16 avril 2008
Trois hommes originaires du Conquet comparaissaient, hier, devant le tribunal de Brest, pour « l'expédition punitive » dont ils se sont rendus coupables, dans la nuit de vendredi à samedi. Seuls deux d'entre eux sont ressortis libres.« C'est un dossier qui sort de l'ordinaire », expliquait M e Pailler, avocat de la défense, au cours de sa plaidoirie. Pas simple, en effet, de déterminer les responsabilités dans cette affaire où la victime a, dans un premier temps, joué le rôle de l'agresseur.

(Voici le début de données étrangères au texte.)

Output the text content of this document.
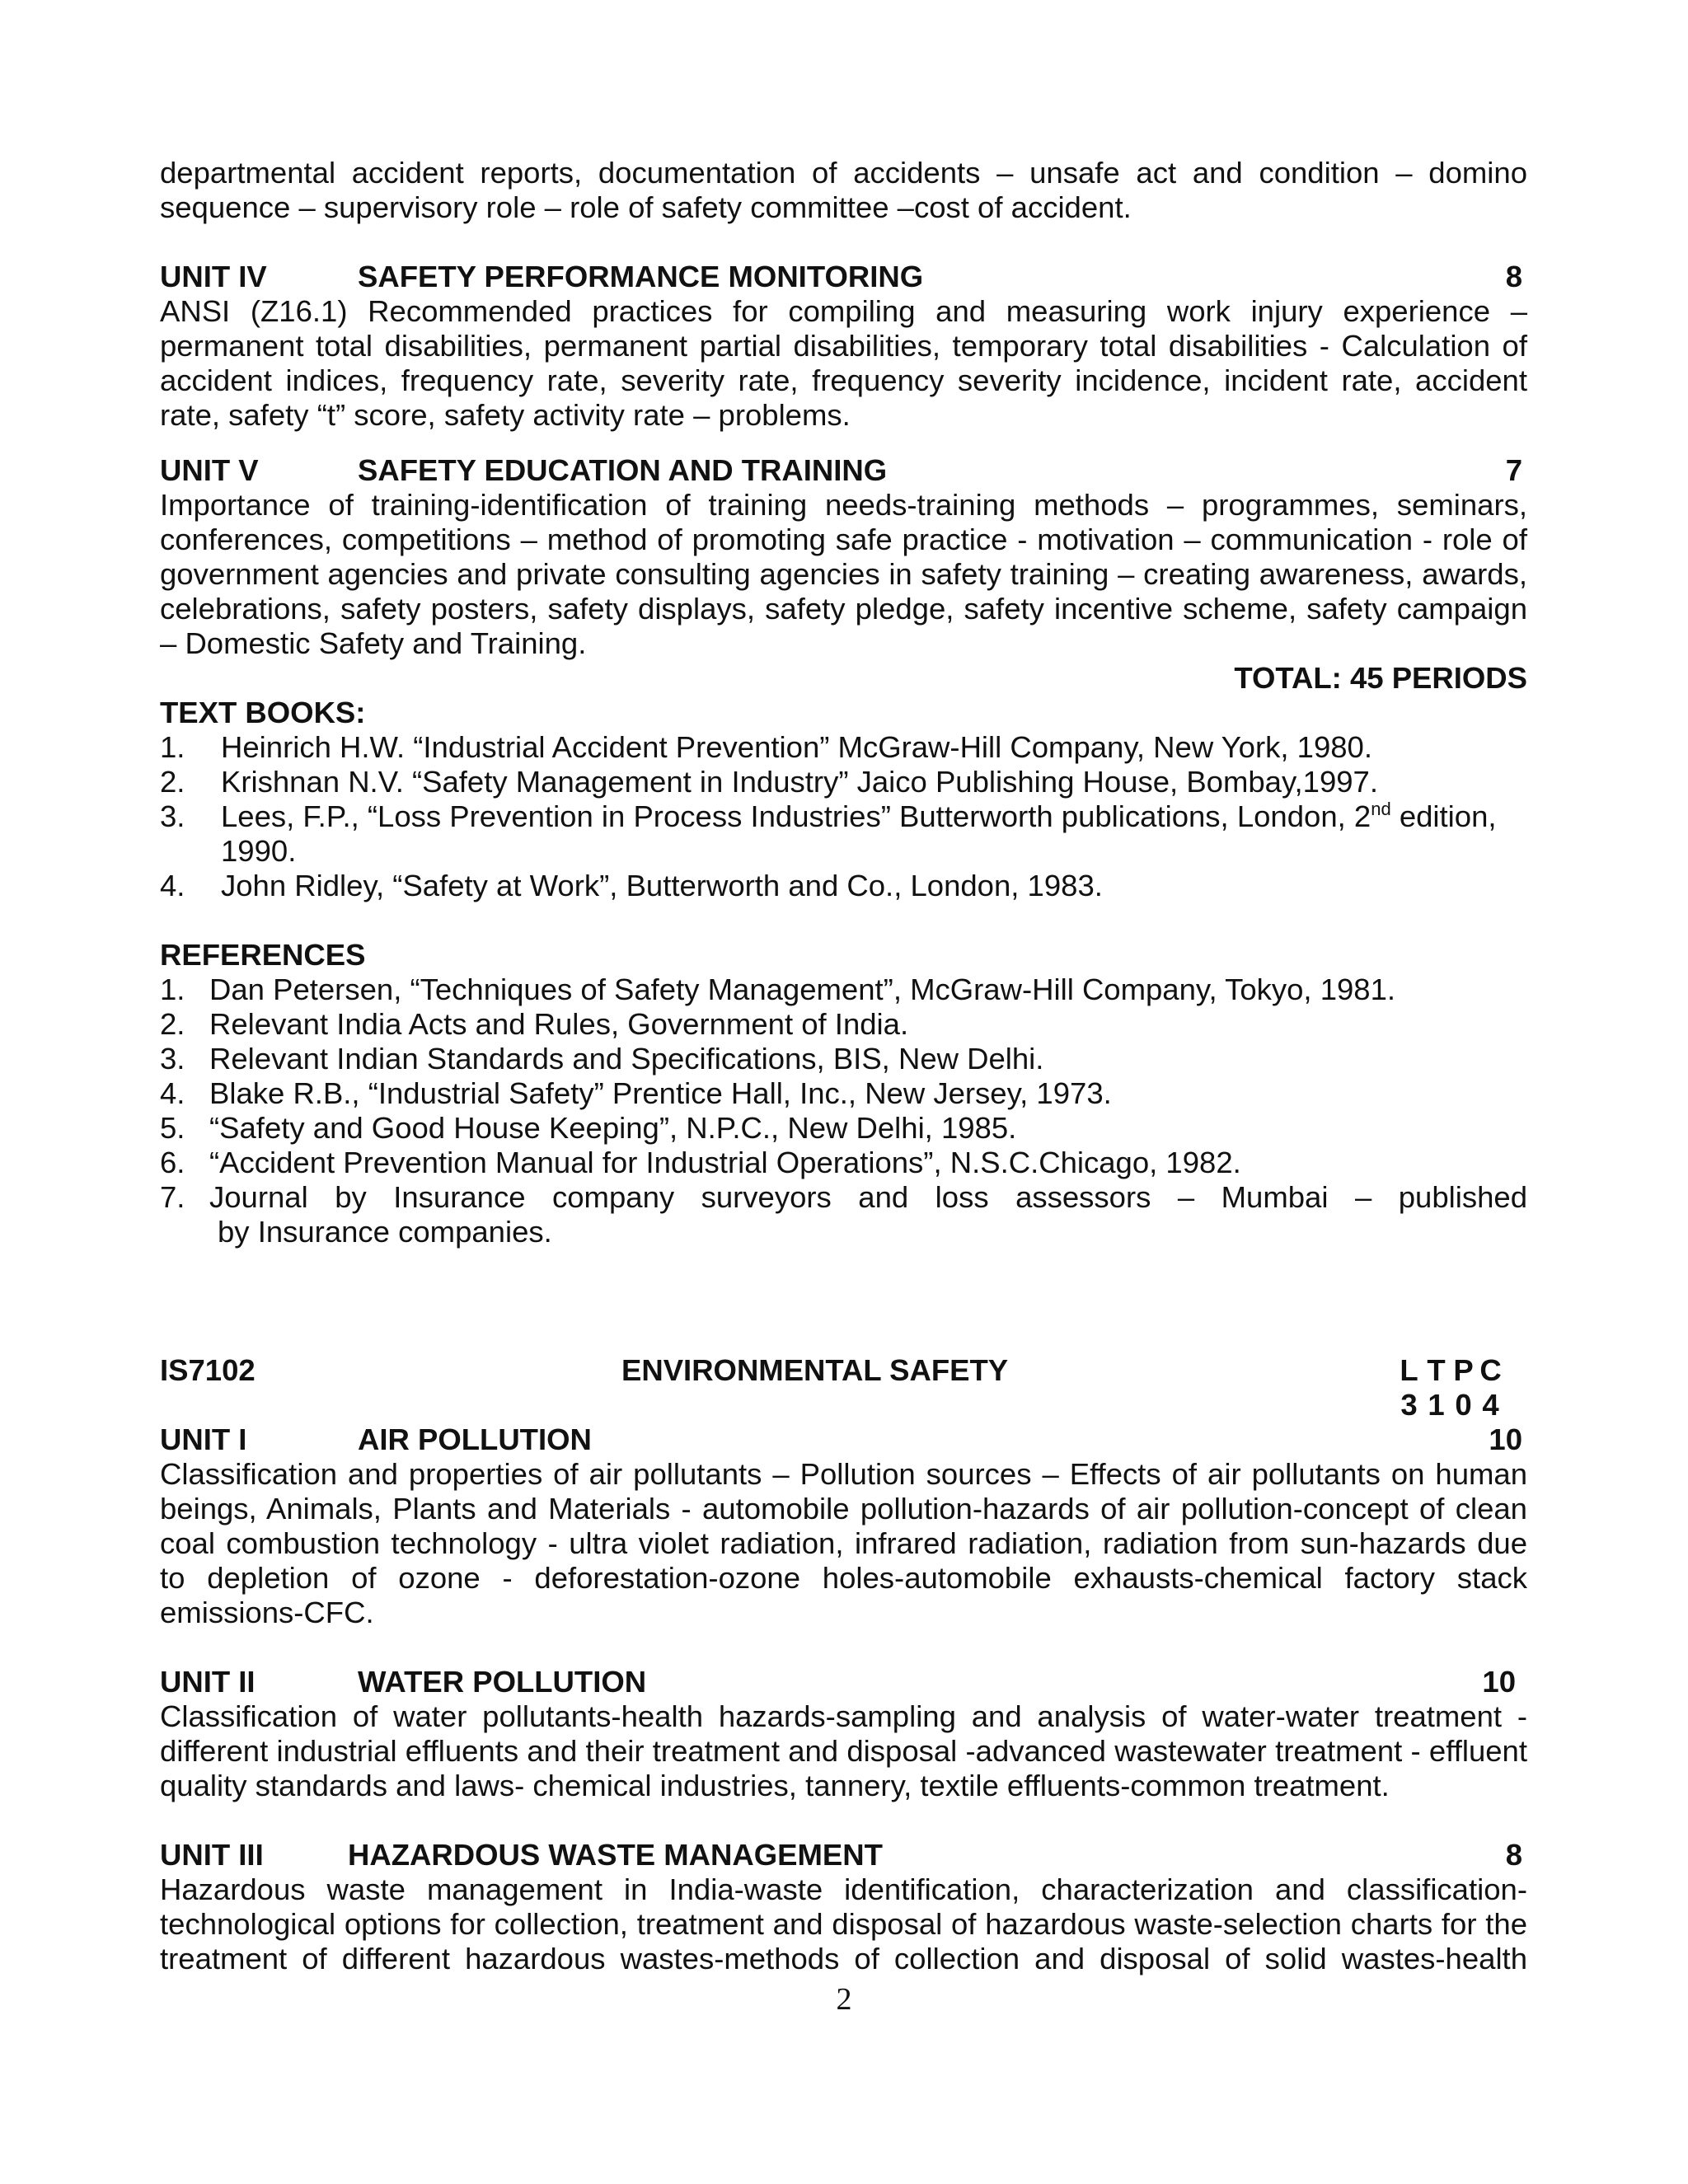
departmental accident reports, documentation of accidents – unsafe act and condition – domino sequence – supervisory role – role of safety committee –cost of accident.
UNIT IV	SAFETY PERFORMANCE MONITORING	8
ANSI (Z16.1) Recommended practices for compiling and measuring work injury experience – permanent total disabilities, permanent partial disabilities, temporary total disabilities - Calculation of accident indices, frequency rate, severity rate, frequency severity incidence, incident rate, accident rate, safety “t” score, safety activity rate – problems.
UNIT V	SAFETY EDUCATION AND TRAINING	7
Importance of training-identification of training needs-training methods – programmes, seminars, conferences, competitions – method of promoting safe practice - motivation – communication - role of government agencies and private consulting agencies in safety training – creating awareness, awards, celebrations, safety posters, safety displays, safety pledge, safety incentive scheme, safety campaign – Domestic Safety and Training.
TOTAL: 45 PERIODS
TEXT BOOKS:
1. Heinrich H.W. “Industrial Accident Prevention” McGraw-Hill Company, New York, 1980.
2. Krishnan N.V. “Safety Management in Industry” Jaico Publishing House, Bombay,1997.
3. Lees, F.P., “Loss Prevention in Process Industries” Butterworth publications, London, 2nd edition, 1990.
4. John Ridley, “Safety at Work”, Butterworth and Co., London, 1983.
REFERENCES
1. Dan Petersen, “Techniques of Safety Management”, McGraw-Hill Company, Tokyo, 1981.
2. Relevant India Acts and Rules, Government of India.
3. Relevant Indian Standards and Specifications, BIS, New Delhi.
4. Blake R.B., “Industrial Safety” Prentice Hall, Inc., New Jersey, 1973.
5. “Safety and Good House Keeping”, N.P.C., New Delhi, 1985.
6. “Accident Prevention Manual for Industrial Operations”, N.S.C.Chicago, 1982.
7. Journal by Insurance company surveyors and loss assessors – Mumbai – published
by Insurance companies.
IS7102	ENVIRONMENTAL SAFETY	L T P C
3 1 0 4
UNIT I	AIR POLLUTION	10
Classification and properties of air pollutants – Pollution sources – Effects of air pollutants on human beings, Animals, Plants and Materials - automobile pollution-hazards of air pollution-concept of clean coal combustion technology - ultra violet radiation, infrared radiation, radiation from sun-hazards due to depletion of ozone - deforestation-ozone holes-automobile exhausts-chemical factory stack emissions-CFC.
UNIT II	WATER POLLUTION	10
Classification of water pollutants-health hazards-sampling and analysis of water-water treatment - different industrial effluents and their treatment and disposal -advanced wastewater treatment - effluent quality standards and laws- chemical industries, tannery, textile effluents-common treatment.
UNIT III	HAZARDOUS WASTE MANAGEMENT	8
Hazardous waste management in India-waste identification, characterization and classification-technological options for collection, treatment and disposal of hazardous waste-selection charts for the treatment of different hazardous wastes-methods of collection and disposal of solid wastes-health
2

Les faits remontent à la nuit de vendredi à samedi, au Conquet. Deux jeunes, cousins en l'occurrence, sortent d'un troquet lorsqu'ils aperçoivent, un peu plus loin, deux autres jeunes. L'un des deux cousins identifie alors l'un d'eux comme l'auteur d'insultes proférées, quelques semaines plus tôt, à l'encontre de son oncle, le père de l'autre. Entre les deux groupes, le ton monte et les deux cousins en viennent très vite aux mains, histoire de laver l'affront subi. La victime, celle-là même qui comparaissait hier, est rouée de coups avant d'être laissée sur place par ses agresseurs.
Quelques instants plus tard, toujours un peu sonnée, elle décide de se rendre chez son frère, en compagnie de son ami, resté dans l'ombre jusque-là, afin d'y préparer sa vengeance : « Je voulais lui demander son pistolet de détresse ». Il sort alors son aîné du sommeil du juste en lui expliquant, en pleurs, qu'il a « failli crever ». Traumatisés par un terrible drame familial survenu quelques années auparavant, les deux frères seront plus tard décrits par leur avocat, M e Bergot, comme « psychologiquement fragilisés ». Mais ce ne sont pas non plus de mauvais bougres. Leur casier respectif est d'ailleurs vierge. Mais le désir de vengeance du plus jeune allait prendre le pas sur la raison de l'aîné.
Déferlement de violence
Car ensuite, c'est, selon les mots du procureur Therolles, « une véritable expédition punitive », armes de poing incluses, qui s'organise. Les deux frères et l'ami montent en voiture, direction l'appartement d'un des cousins. « J'ai entendu une voiture dehors, puis frapper à ma porte. Je savais qui c'était et je ne me suis pas dégonflé. J'ai ouvert le verrou, une batte de base-ball à la main. Mais quand j'ai vu qu'ils avaient des armes, j'ai fait demi-tour... », se rappelle celui qui s'est finalement constitué partie civile, hier, au tribunal.
Et le déferlement de violence qui s'est abattu sur lui fait froid dans le dos. Coups de pieds, de poings et surtout des coups donnés avec le canon du pistolet. Au total, une trentaine de coups en tous genres, pour un passage à tabac en règle. Deux balles (l'une à blanc, l'autre lacrymogène) seront même tirées. « Je me suis acharné, je voulais lui exploser le visage. Il y avait du sang partout », explique, à son tour, du bout des lèvres, le principal prévenu dans cette affaire. « Je ne l'avais jamais vu comme ça. Si son frère ne l'avait pas arrêté, je ne sais pas comment cela aurait fini », raconte, à son tour, le troisième prévenu.
La victime s'en tirera finalement avec trois jours d'ITT, un « miracle », selon le procureur. Mickaël Morin, 19 ans, est, quant à lui, condamné à six mois de prison, dont trois mois ferme, par le tribunal, tandis que les deux autres, qui n'ont participé que de loin au lynchage, s'en sortent avec trois et six mois de sursis.